# Sign inconsistency in finding higher order partial derivates of $y=f(x-vt)$

For the function $$y=f(x-vt)$$ where $$x$$ and $$t$$ are variables and $$v$$ is a constant, I was given the following options where I'm allowed to choose more than one:

(a) $$\frac{\partial y}{\partial t}=-v\frac{\partial y}{\partial x}$$

(b) $$\frac{\partial y}{\partial t}=-v\frac{\partial^2 y}{\partial x^2}$$

(c) $$\frac{\partial^2 y}{\partial t^2}=-v^2\frac{\partial^2 y}{\partial x^2}$$

(d) $$\frac{\partial^2 y}{\partial t^2}=v^2\frac{\partial^2 y}{\partial x^2}$$

This is how I approached:

We're given that $$y=f(x-vt)$$. So,

\begin{align} \frac{\partial y}{\partial t}&=-v f'(x-vt)\tag 1\\ \frac{\partial y}{\partial x}&=f'(x-vt)\tag 2 \end{align}

Using $$(2)$$ in $$(1)$$, we get:

$$\frac{\partial y}{\partial t}=-v\frac{\partial y}{\partial x}\tag 3$$

which is same as option (a) and according to my book it's one of the correct options.
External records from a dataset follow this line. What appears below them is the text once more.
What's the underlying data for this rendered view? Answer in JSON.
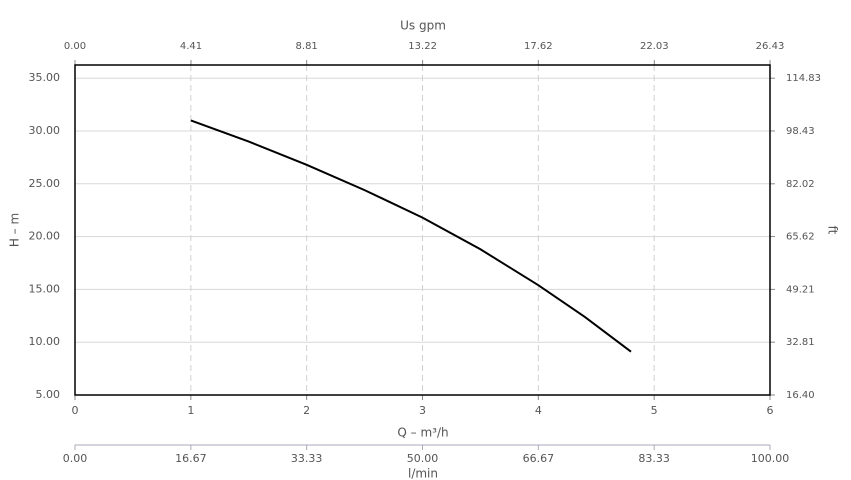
{
  "chart_data": {
    "type": "line",
    "x": [
      1,
      1.5,
      2,
      2.5,
      3,
      3.5,
      4,
      4.4,
      4.8
    ],
    "values": [
      31.0,
      29.0,
      26.8,
      24.4,
      21.8,
      18.8,
      15.4,
      12.4,
      9.1
    ],
    "color": "#000000",
    "xlabel": "Q – m³/h",
    "ylabel": "H – m",
    "y2label": "ft",
    "top_xlabel": "Us gpm",
    "bottom_xlabel": "l/min",
    "xlim": [
      0,
      6
    ],
    "xticks": [
      0,
      1,
      2,
      3,
      4,
      5,
      6
    ],
    "ylim": [
      5,
      36.25
    ],
    "yticks": [
      {
        "value": 5,
        "label": "5.00"
      },
      {
        "value": 10,
        "label": "10.00"
      },
      {
        "value": 15,
        "label": "15.00"
      },
      {
        "value": 20,
        "label": "20.00"
      },
      {
        "value": 25,
        "label": "25.00"
      },
      {
        "value": 30,
        "label": "30.00"
      },
      {
        "value": 35,
        "label": "35.00"
      }
    ],
    "y2lim": [
      16.4,
      118.93
    ],
    "y2ticks": [
      {
        "value": 16.4,
        "label": "16.40"
      },
      32.81,
      49.21,
      65.62,
      82.02,
      98.43,
      114.83
    ],
    "top_xlim": [
      0,
      26.43
    ],
    "top_xticks": [
      {
        "value": 0,
        "label": "0.00"
      },
      4.41,
      8.81,
      13.22,
      17.62,
      22.03,
      26.43
    ],
    "bottom_xlim": [
      0,
      100
    ],
    "bottom_xticks": [
      {
        "value": 0,
        "label": "0.00"
      },
      16.67,
      33.33,
      {
        "value": 50,
        "label": "50.00"
      },
      66.67,
      83.33,
      {
        "value": 100,
        "label": "100.00"
      }
    ],
    "grid": true
  }
}
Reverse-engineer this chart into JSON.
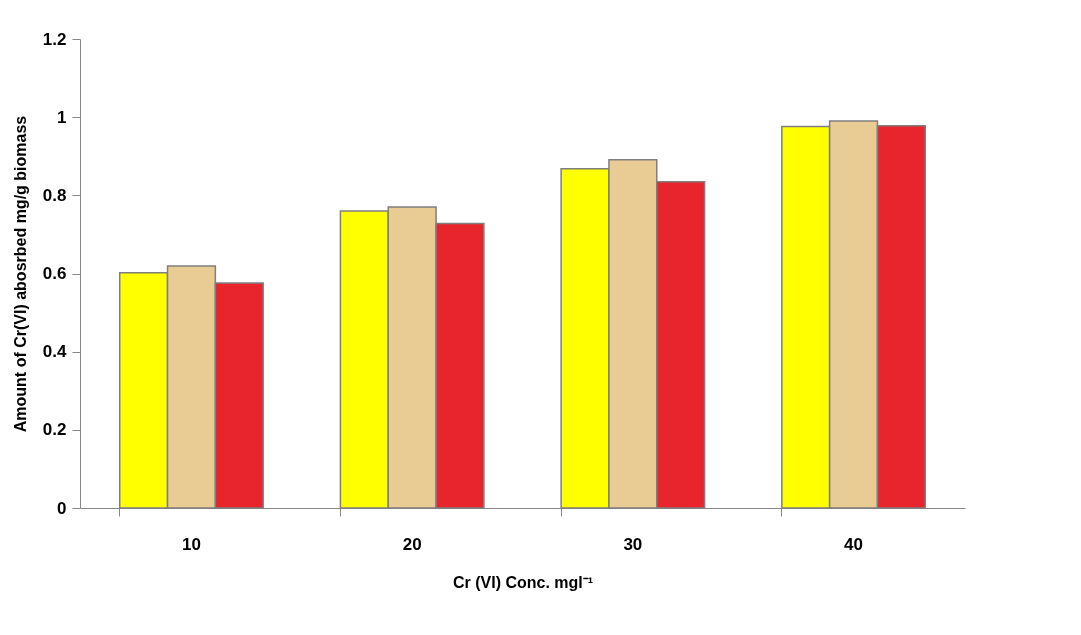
{
  "chart_data": {
    "type": "bar",
    "xlabel": "Cr (VI) Conc. mgl⁻¹",
    "ylabel": "Amount of Cr(VI) abosrbed mg/g biomass",
    "categories": [
      "10",
      "20",
      "30",
      "40"
    ],
    "series": [
      {
        "color": "#ffff00",
        "values": [
          0.602,
          0.76,
          0.868,
          0.976
        ]
      },
      {
        "color": "#e8cc94",
        "values": [
          0.619,
          0.77,
          0.891,
          0.99
        ]
      },
      {
        "color": "#e8242c",
        "values": [
          0.576,
          0.728,
          0.835,
          0.978
        ]
      }
    ],
    "ylim": [
      0,
      1.2
    ],
    "yticks": [
      0,
      0.2,
      0.4,
      0.6,
      0.8,
      1,
      1.2
    ],
    "grid": false,
    "legend": false
  }
}
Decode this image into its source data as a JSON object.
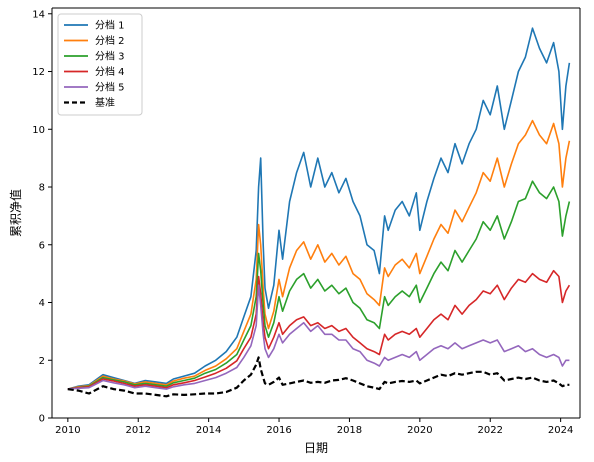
{
  "chart_data": {
    "type": "line",
    "title": "",
    "xlabel": "日期",
    "ylabel": "累积净值",
    "xlim": [
      2009.55,
      2024.55
    ],
    "ylim": [
      0,
      14.2
    ],
    "xticks": [
      2010,
      2012,
      2014,
      2016,
      2018,
      2020,
      2022,
      2024
    ],
    "xtick_labels": [
      "2010",
      "2012",
      "2014",
      "2016",
      "2018",
      "2020",
      "2022",
      "2024"
    ],
    "yticks": [
      0,
      2,
      4,
      6,
      8,
      10,
      12,
      14
    ],
    "ytick_labels": [
      "0",
      "2",
      "4",
      "6",
      "8",
      "10",
      "12",
      "14"
    ],
    "legend": {
      "position": "upper-left"
    },
    "series": [
      {
        "name": "分档 1",
        "color": "#1f77b4",
        "style": "solid",
        "x": [
          2010.0,
          2010.3,
          2010.6,
          2011.0,
          2011.3,
          2011.6,
          2011.9,
          2012.2,
          2012.5,
          2012.8,
          2013.0,
          2013.3,
          2013.6,
          2013.9,
          2014.2,
          2014.5,
          2014.8,
          2015.0,
          2015.2,
          2015.35,
          2015.42,
          2015.48,
          2015.55,
          2015.6,
          2015.7,
          2015.85,
          2016.0,
          2016.1,
          2016.3,
          2016.5,
          2016.7,
          2016.9,
          2017.1,
          2017.3,
          2017.5,
          2017.7,
          2017.9,
          2018.1,
          2018.3,
          2018.5,
          2018.7,
          2018.85,
          2019.0,
          2019.1,
          2019.3,
          2019.5,
          2019.7,
          2019.9,
          2020.0,
          2020.2,
          2020.4,
          2020.6,
          2020.8,
          2021.0,
          2021.2,
          2021.4,
          2021.6,
          2021.8,
          2022.0,
          2022.2,
          2022.4,
          2022.6,
          2022.8,
          2023.0,
          2023.2,
          2023.4,
          2023.6,
          2023.8,
          2023.95,
          2024.05,
          2024.15,
          2024.25
        ],
        "values": [
          1.0,
          1.1,
          1.15,
          1.5,
          1.4,
          1.3,
          1.2,
          1.3,
          1.25,
          1.2,
          1.35,
          1.45,
          1.55,
          1.8,
          2.0,
          2.3,
          2.8,
          3.5,
          4.2,
          5.8,
          8.0,
          9.0,
          6.0,
          4.5,
          3.8,
          4.6,
          6.5,
          5.5,
          7.5,
          8.5,
          9.2,
          8.0,
          9.0,
          8.0,
          8.5,
          7.8,
          8.3,
          7.5,
          7.0,
          6.0,
          5.8,
          5.0,
          7.0,
          6.5,
          7.2,
          7.5,
          7.0,
          7.8,
          6.5,
          7.5,
          8.3,
          9.0,
          8.5,
          9.5,
          8.8,
          9.5,
          10.0,
          11.0,
          10.5,
          11.5,
          10.0,
          11.0,
          12.0,
          12.5,
          13.5,
          12.8,
          12.3,
          13.0,
          12.0,
          10.0,
          11.5,
          12.3
        ]
      },
      {
        "name": "分档 2",
        "color": "#ff7f0e",
        "style": "solid",
        "x": [
          2010.0,
          2010.3,
          2010.6,
          2011.0,
          2011.3,
          2011.6,
          2011.9,
          2012.2,
          2012.5,
          2012.8,
          2013.0,
          2013.3,
          2013.6,
          2013.9,
          2014.2,
          2014.5,
          2014.8,
          2015.0,
          2015.2,
          2015.35,
          2015.42,
          2015.48,
          2015.55,
          2015.6,
          2015.7,
          2015.85,
          2016.0,
          2016.1,
          2016.3,
          2016.5,
          2016.7,
          2016.9,
          2017.1,
          2017.3,
          2017.5,
          2017.7,
          2017.9,
          2018.1,
          2018.3,
          2018.5,
          2018.7,
          2018.85,
          2019.0,
          2019.1,
          2019.3,
          2019.5,
          2019.7,
          2019.9,
          2020.0,
          2020.2,
          2020.4,
          2020.6,
          2020.8,
          2021.0,
          2021.2,
          2021.4,
          2021.6,
          2021.8,
          2022.0,
          2022.2,
          2022.4,
          2022.6,
          2022.8,
          2023.0,
          2023.2,
          2023.4,
          2023.6,
          2023.8,
          2023.95,
          2024.05,
          2024.15,
          2024.25
        ],
        "values": [
          1.0,
          1.08,
          1.12,
          1.45,
          1.35,
          1.28,
          1.18,
          1.25,
          1.2,
          1.15,
          1.28,
          1.38,
          1.45,
          1.65,
          1.8,
          2.05,
          2.4,
          3.0,
          3.6,
          4.8,
          6.7,
          6.0,
          4.5,
          3.6,
          3.1,
          3.7,
          4.8,
          4.2,
          5.2,
          5.8,
          6.1,
          5.5,
          6.0,
          5.4,
          5.7,
          5.3,
          5.6,
          5.0,
          4.8,
          4.3,
          4.1,
          3.9,
          5.2,
          4.9,
          5.3,
          5.5,
          5.2,
          5.7,
          5.0,
          5.6,
          6.2,
          6.7,
          6.4,
          7.2,
          6.8,
          7.3,
          7.8,
          8.5,
          8.2,
          9.0,
          8.0,
          8.8,
          9.5,
          9.8,
          10.3,
          9.8,
          9.5,
          10.2,
          9.5,
          8.0,
          9.0,
          9.6
        ]
      },
      {
        "name": "分档 3",
        "color": "#2ca02c",
        "style": "solid",
        "x": [
          2010.0,
          2010.3,
          2010.6,
          2011.0,
          2011.3,
          2011.6,
          2011.9,
          2012.2,
          2012.5,
          2012.8,
          2013.0,
          2013.3,
          2013.6,
          2013.9,
          2014.2,
          2014.5,
          2014.8,
          2015.0,
          2015.2,
          2015.35,
          2015.42,
          2015.48,
          2015.55,
          2015.6,
          2015.7,
          2015.85,
          2016.0,
          2016.1,
          2016.3,
          2016.5,
          2016.7,
          2016.9,
          2017.1,
          2017.3,
          2017.5,
          2017.7,
          2017.9,
          2018.1,
          2018.3,
          2018.5,
          2018.7,
          2018.85,
          2019.0,
          2019.1,
          2019.3,
          2019.5,
          2019.7,
          2019.9,
          2020.0,
          2020.2,
          2020.4,
          2020.6,
          2020.8,
          2021.0,
          2021.2,
          2021.4,
          2021.6,
          2021.8,
          2022.0,
          2022.2,
          2022.4,
          2022.6,
          2022.8,
          2023.0,
          2023.2,
          2023.4,
          2023.6,
          2023.8,
          2023.95,
          2024.05,
          2024.15,
          2024.25
        ],
        "values": [
          1.0,
          1.06,
          1.1,
          1.4,
          1.32,
          1.25,
          1.15,
          1.2,
          1.15,
          1.1,
          1.22,
          1.3,
          1.38,
          1.55,
          1.68,
          1.9,
          2.2,
          2.7,
          3.2,
          4.2,
          5.7,
          5.1,
          3.9,
          3.2,
          2.8,
          3.3,
          4.2,
          3.7,
          4.4,
          4.8,
          5.0,
          4.5,
          4.8,
          4.4,
          4.6,
          4.3,
          4.5,
          4.0,
          3.8,
          3.4,
          3.3,
          3.1,
          4.2,
          3.9,
          4.2,
          4.4,
          4.2,
          4.6,
          4.0,
          4.5,
          5.0,
          5.4,
          5.1,
          5.8,
          5.4,
          5.8,
          6.2,
          6.8,
          6.5,
          7.0,
          6.2,
          6.8,
          7.5,
          7.6,
          8.2,
          7.8,
          7.6,
          8.0,
          7.5,
          6.3,
          7.0,
          7.5
        ]
      },
      {
        "name": "分档 4",
        "color": "#d62728",
        "style": "solid",
        "x": [
          2010.0,
          2010.3,
          2010.6,
          2011.0,
          2011.3,
          2011.6,
          2011.9,
          2012.2,
          2012.5,
          2012.8,
          2013.0,
          2013.3,
          2013.6,
          2013.9,
          2014.2,
          2014.5,
          2014.8,
          2015.0,
          2015.2,
          2015.35,
          2015.42,
          2015.48,
          2015.55,
          2015.6,
          2015.7,
          2015.85,
          2016.0,
          2016.1,
          2016.3,
          2016.5,
          2016.7,
          2016.9,
          2017.1,
          2017.3,
          2017.5,
          2017.7,
          2017.9,
          2018.1,
          2018.3,
          2018.5,
          2018.7,
          2018.85,
          2019.0,
          2019.1,
          2019.3,
          2019.5,
          2019.7,
          2019.9,
          2020.0,
          2020.2,
          2020.4,
          2020.6,
          2020.8,
          2021.0,
          2021.2,
          2021.4,
          2021.6,
          2021.8,
          2022.0,
          2022.2,
          2022.4,
          2022.6,
          2022.8,
          2023.0,
          2023.2,
          2023.4,
          2023.6,
          2023.8,
          2023.95,
          2024.05,
          2024.15,
          2024.25
        ],
        "values": [
          1.0,
          1.05,
          1.08,
          1.35,
          1.28,
          1.2,
          1.1,
          1.15,
          1.1,
          1.05,
          1.15,
          1.22,
          1.3,
          1.42,
          1.55,
          1.72,
          1.98,
          2.4,
          2.8,
          3.6,
          4.9,
          4.3,
          3.3,
          2.8,
          2.4,
          2.8,
          3.3,
          2.9,
          3.2,
          3.4,
          3.5,
          3.2,
          3.3,
          3.1,
          3.2,
          3.0,
          3.1,
          2.8,
          2.6,
          2.4,
          2.3,
          2.2,
          2.9,
          2.7,
          2.9,
          3.0,
          2.9,
          3.1,
          2.8,
          3.1,
          3.4,
          3.6,
          3.4,
          3.9,
          3.6,
          3.9,
          4.1,
          4.4,
          4.3,
          4.6,
          4.1,
          4.5,
          4.8,
          4.7,
          5.0,
          4.8,
          4.7,
          5.1,
          4.9,
          4.0,
          4.4,
          4.6
        ]
      },
      {
        "name": "分档 5",
        "color": "#9467bd",
        "style": "solid",
        "x": [
          2010.0,
          2010.3,
          2010.6,
          2011.0,
          2011.3,
          2011.6,
          2011.9,
          2012.2,
          2012.5,
          2012.8,
          2013.0,
          2013.3,
          2013.6,
          2013.9,
          2014.2,
          2014.5,
          2014.8,
          2015.0,
          2015.2,
          2015.35,
          2015.42,
          2015.48,
          2015.55,
          2015.6,
          2015.7,
          2015.85,
          2016.0,
          2016.1,
          2016.3,
          2016.5,
          2016.7,
          2016.9,
          2017.1,
          2017.3,
          2017.5,
          2017.7,
          2017.9,
          2018.1,
          2018.3,
          2018.5,
          2018.7,
          2018.85,
          2019.0,
          2019.1,
          2019.3,
          2019.5,
          2019.7,
          2019.9,
          2020.0,
          2020.2,
          2020.4,
          2020.6,
          2020.8,
          2021.0,
          2021.2,
          2021.4,
          2021.6,
          2021.8,
          2022.0,
          2022.2,
          2022.4,
          2022.6,
          2022.8,
          2023.0,
          2023.2,
          2023.4,
          2023.6,
          2023.8,
          2023.95,
          2024.05,
          2024.15,
          2024.25
        ],
        "values": [
          1.0,
          1.03,
          1.05,
          1.3,
          1.22,
          1.15,
          1.05,
          1.1,
          1.05,
          1.0,
          1.08,
          1.15,
          1.2,
          1.3,
          1.4,
          1.55,
          1.75,
          2.1,
          2.5,
          3.2,
          4.6,
          3.9,
          2.9,
          2.4,
          2.1,
          2.4,
          2.9,
          2.6,
          2.9,
          3.1,
          3.3,
          3.0,
          3.2,
          2.9,
          2.9,
          2.7,
          2.7,
          2.4,
          2.3,
          2.0,
          1.9,
          1.8,
          2.1,
          2.0,
          2.1,
          2.2,
          2.1,
          2.3,
          2.0,
          2.2,
          2.4,
          2.5,
          2.4,
          2.6,
          2.4,
          2.5,
          2.6,
          2.7,
          2.6,
          2.7,
          2.3,
          2.4,
          2.5,
          2.3,
          2.4,
          2.2,
          2.1,
          2.2,
          2.1,
          1.8,
          2.0,
          2.0
        ]
      },
      {
        "name": "基准",
        "color": "#000000",
        "style": "dashed",
        "x": [
          2010.0,
          2010.3,
          2010.6,
          2011.0,
          2011.3,
          2011.6,
          2011.9,
          2012.2,
          2012.5,
          2012.8,
          2013.0,
          2013.3,
          2013.6,
          2013.9,
          2014.2,
          2014.5,
          2014.8,
          2015.0,
          2015.2,
          2015.35,
          2015.42,
          2015.48,
          2015.55,
          2015.6,
          2015.7,
          2015.85,
          2016.0,
          2016.1,
          2016.3,
          2016.5,
          2016.7,
          2016.9,
          2017.1,
          2017.3,
          2017.5,
          2017.7,
          2017.9,
          2018.1,
          2018.3,
          2018.5,
          2018.7,
          2018.85,
          2019.0,
          2019.1,
          2019.3,
          2019.5,
          2019.7,
          2019.9,
          2020.0,
          2020.2,
          2020.4,
          2020.6,
          2020.8,
          2021.0,
          2021.2,
          2021.4,
          2021.6,
          2021.8,
          2022.0,
          2022.2,
          2022.4,
          2022.6,
          2022.8,
          2023.0,
          2023.2,
          2023.4,
          2023.6,
          2023.8,
          2023.95,
          2024.05,
          2024.15,
          2024.25
        ],
        "values": [
          1.0,
          0.95,
          0.85,
          1.1,
          1.0,
          0.95,
          0.85,
          0.85,
          0.8,
          0.75,
          0.82,
          0.8,
          0.82,
          0.85,
          0.85,
          0.9,
          1.05,
          1.3,
          1.5,
          1.85,
          2.1,
          1.7,
          1.4,
          1.2,
          1.15,
          1.25,
          1.4,
          1.15,
          1.2,
          1.25,
          1.3,
          1.22,
          1.25,
          1.22,
          1.3,
          1.32,
          1.38,
          1.3,
          1.2,
          1.1,
          1.05,
          1.0,
          1.25,
          1.2,
          1.25,
          1.28,
          1.25,
          1.3,
          1.2,
          1.3,
          1.4,
          1.5,
          1.45,
          1.55,
          1.5,
          1.55,
          1.6,
          1.6,
          1.5,
          1.55,
          1.3,
          1.35,
          1.4,
          1.35,
          1.4,
          1.3,
          1.25,
          1.3,
          1.2,
          1.1,
          1.15,
          1.15
        ]
      }
    ]
  }
}
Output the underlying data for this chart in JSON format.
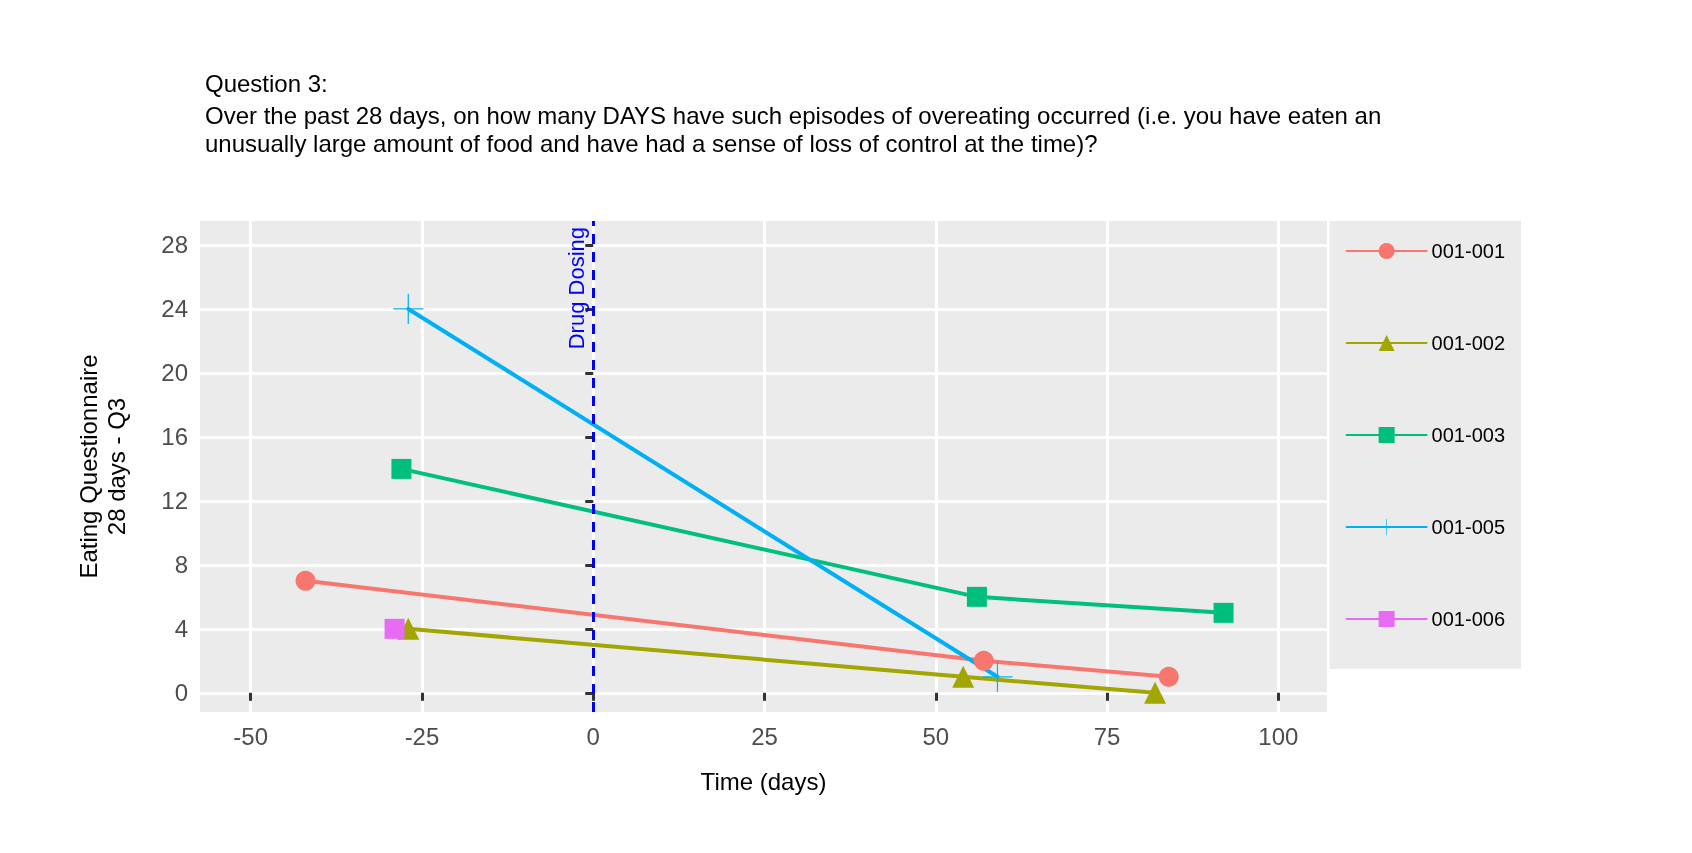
{
  "chart_data": {
    "type": "line",
    "title": "Question 3:",
    "subtitle": "Over the past 28 days, on how many DAYS have such episodes of overeating occurred (i.e. you have eaten an unusually large amount of food and have had a sense of loss of control at the time)?",
    "xlabel": "Time (days)",
    "ylabel": "Eating Questionnaire\n28 days - Q3",
    "series": [
      {
        "name": "001-001",
        "color": "#f8766d",
        "marker": "circle",
        "x": [
          -42,
          57,
          84
        ],
        "values": [
          7,
          2,
          1
        ]
      },
      {
        "name": "001-002",
        "color": "#a3a500",
        "marker": "triangle",
        "x": [
          -27,
          54,
          82
        ],
        "values": [
          4,
          1,
          0
        ]
      },
      {
        "name": "001-003",
        "color": "#00bf7d",
        "marker": "square",
        "x": [
          -28,
          56,
          92
        ],
        "values": [
          14,
          6,
          5
        ]
      },
      {
        "name": "001-005",
        "color": "#00b0f6",
        "marker": "cross",
        "x": [
          -27,
          59
        ],
        "values": [
          24,
          1
        ]
      },
      {
        "name": "001-006",
        "color": "#e76bf3",
        "marker": "square",
        "x": [
          -29
        ],
        "values": [
          4
        ]
      }
    ],
    "xlim": [
      -57.4,
      107.1
    ],
    "xticks": [
      -50,
      -25,
      0,
      25,
      50,
      75,
      100
    ],
    "ylim": [
      -1.2,
      29.5
    ],
    "yticks": [
      0,
      4,
      8,
      12,
      16,
      20,
      24,
      28
    ],
    "ref_lines": [
      {
        "axis": "x",
        "value": 0,
        "label": "Drug Dosing",
        "color": "#0000ff",
        "line_style": "dashed"
      }
    ],
    "grid": true,
    "legend": "right",
    "line_style": "solid"
  }
}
Next for $$\frac{\partial^2 y}{\partial t^2}$$, I took the corresponding partial derivatives of $$(1)$$ and $$(2)$$ to arrive at $$(4)$$ and $$(5)$$ as follows:

\begin{align} \frac{\partial^2 y}{\partial t^2}&=v^2 f''(x-vt)\tag 4\\ \frac{\partial^2 y}{\partial x^2}&=f''(x-vt)\tag 5 \end{align}

Using $$(5)$$ in $$(4)$$, I got:

$$\frac{\partial^2 y}{\partial t^2}=v^2\frac{\partial^2 y}{\partial x^2}\tag 6$$

which is same as option (d). However, my book says the answer is (c) $$\frac{\partial^2 y}{\partial t^2}=\color{red}{-}v^2\frac{\partial^2 y}{\partial x^2}$$ (with a negative sign). I haven't spotted any errors in my method. It would be helpful if you could explain where I went wrong and how to arrive at the correct answer.

In fact, $$f(x-vt)$$ is a solution of what is known as the wave equation, which is the partial differential equation $$\frac{\partial ^2 y}{\partial t^2} = v^2 \frac{\partial^2 y}{\partial x^2}$$.